Aznar supo transformar
magistralmente el colosal rechazo a ETA en una gran hegemonía de los postulados
del PP, que ahora se tambalean, aunque siguen perdurando. Los postulados de
esta hegemonía implicaron la desautorización ética del nacionalismo vasco y
catalán, de la que el frustrado Estatut nuevo y el actual proceso independentista
son efectos rebote. ETA, con aquel cruel asesinato, perdió toda credibilidad,
mientras que el PP, apropiándose de aquel mártir que suscitaba afecto y
compasión generales, no desaprovechó la ocasión para construir un templo
particular de obligado cumplimiento colectivo. Desde entonces, en España, sólo
merecen respeto las víctimas de ETA. Las víctimas anteriores han quedado
invisibilizadas por la ley de Amnistía de 1977. Las del atentado islamista de
Atocha o las del metro de Valencia fueron obscenamente despreciadas. Y no
hablemos de las víctimas políticas de extramuros, como el pancatalanista
Agulló: consideradas espurias, su drama ha sido silenciado.
Como se vio el otro día, en Madrid,
durante el homenaje a Blanco, gracias a la beatificación institucional de las víctimas
de ETA, el Partido Popular cuenta con una fuerza de choque muy eficaz. Es una
fuerza que llega a pasar por encima de Manuela Carmena, que en enero de 1977
salvó la vida, por casualidad, en el célebre atentado de Atocha en el que
murieron sus compañeros abogados laboralistas, en un atentado del franquismo
policial que se resistía a cambiar de camisa.

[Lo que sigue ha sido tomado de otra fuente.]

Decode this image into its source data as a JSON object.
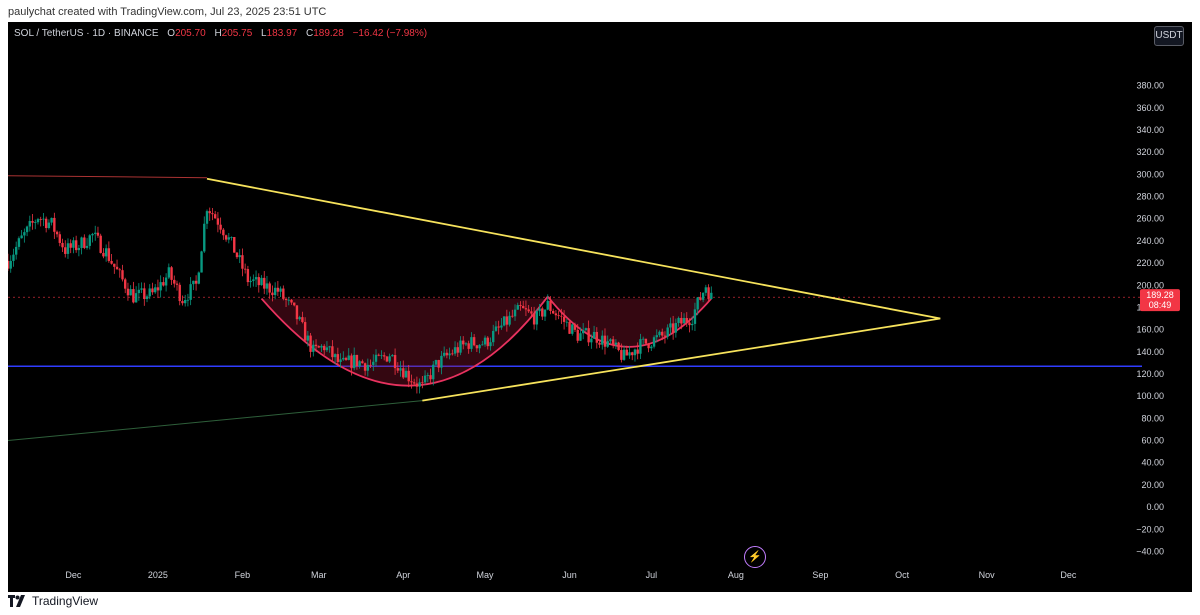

Sobre el altar selectivo de las
víctimas no se construirá nada que valga la pena, en España. El sentimiento
positivo de rechazo al asesinato de Miguel Ángel Blanco habría podido servir
para propugnar una piedad patriótica compartida. Sirvió para construir la
hegemonía política del PP. Más allá de la feliz rendición de ETA, el 20.º
aniversario del asesinato de Blanco nos recuerda que estamos donde estábamos:
una visión de España pugna por imponerse a las otras. Estamos más lejos que
nunca de “la limosna mutua de perdón y tolerancia” que Salvador Espriu, en su
versión del mito de Antígona, pedía para esta tórrida, erosionada y sufrida
Piel de Toro.
Opinión:
Solo decir que el artículo de Antoni Puigverd me parece
categórico, no se puede describir mejor la opinión en la que muchas víctimas
coincidimos. Y que esa opinión la pueda hacer pública alguien que conoce muy
bien la labor desarrollada por unas pocas víctimas le da toda la credibilidad
posible a sus palabras.
Porque hy mucho sufrimiento que todavía exige reparación.